North Cascades National ParkSigurd spent the beginning of the month in Washington meeting with heads of various conservation groups to get them to support Northern Cascades National Park in the state of Washington. He also spent time at home, working on an essay called "The Voyageurs" for the manuscript that would become Open Horizons. On May 12th he also responded to a request from National Park Service Director George Hartzog to critique a speech Hartzog was preparing. The following excerpt from Sigurd's letter shows his stand on one of the major issues of the day: should national parks be only the Yellowstone or Yosemite-type areas with outstanding natural features, or should they encompass a much wider variety of landscapes, size and degrees of wildness? Sigurd stood solidly in the camp of the expansionists:

I hate to criticize our President but I've always felt it was dangerous to keep repeating that our goal is to complete the Nat.

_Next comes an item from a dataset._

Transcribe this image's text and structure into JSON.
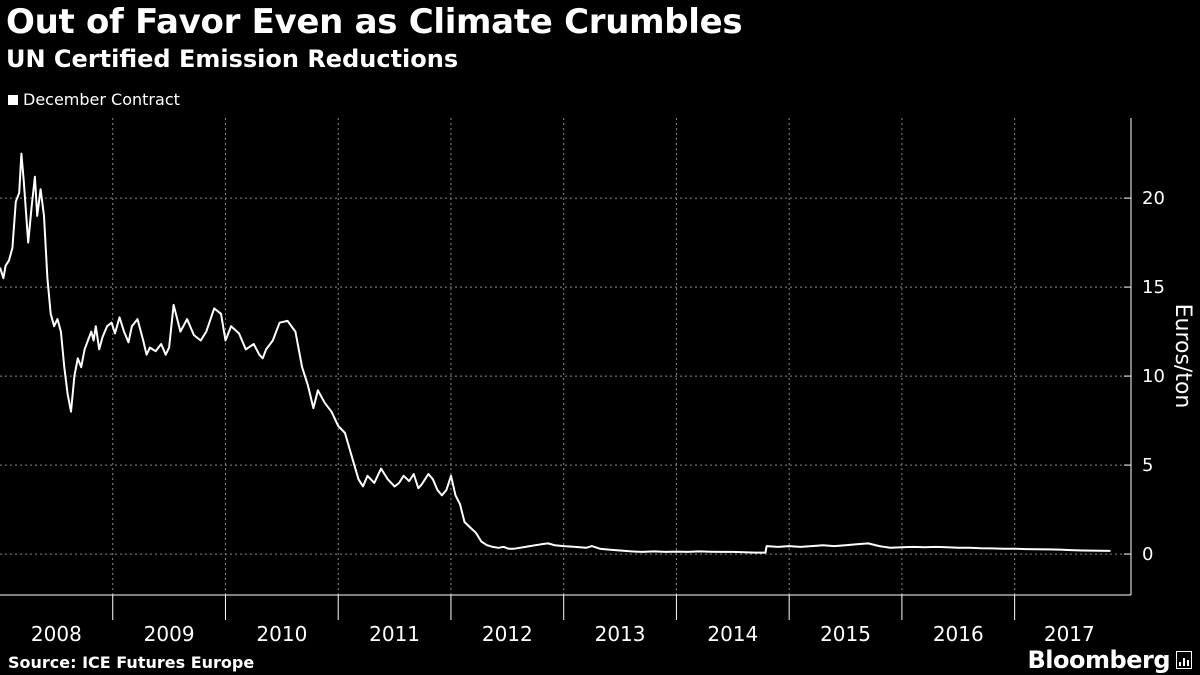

Park System by 1972. By the way things have been held up in the Comm. on Int and Insular Affairs, it will be a lot longer than that. It's a goal worth shooting at and you might say we will try but if we don't meet the deadline we do everything humanly possible to do it as swiftly as we can.... I believe the time has come to bring into the system actual National Park Areas in the middle west and the East. To be sure the standards will not be the same as the original primeval parks of the west, nor will they be as large, but there are many beautiful areas that can be brought back to primeval significance with protection. There are many places in New England now growing up to forests that would fill a great need. Remnant shopping is what Connie [Conrad Wirth, the previous National Park Service director] called it but this remnant shopping might someday provide superlative national parks.... ...the American public has come to believe that magnificence is to be expected in any national park and this has been true. With few truly magnificent areas left except The North Cascades we will have to change our perspective and point of view. To me a fine stretch of tundra is magnificent so is a northern lake, or a swamp, or an isolated stretch of lake or seashore, or an island. You don't have to have the gigantic. It is all in the eye and the mind of the seer.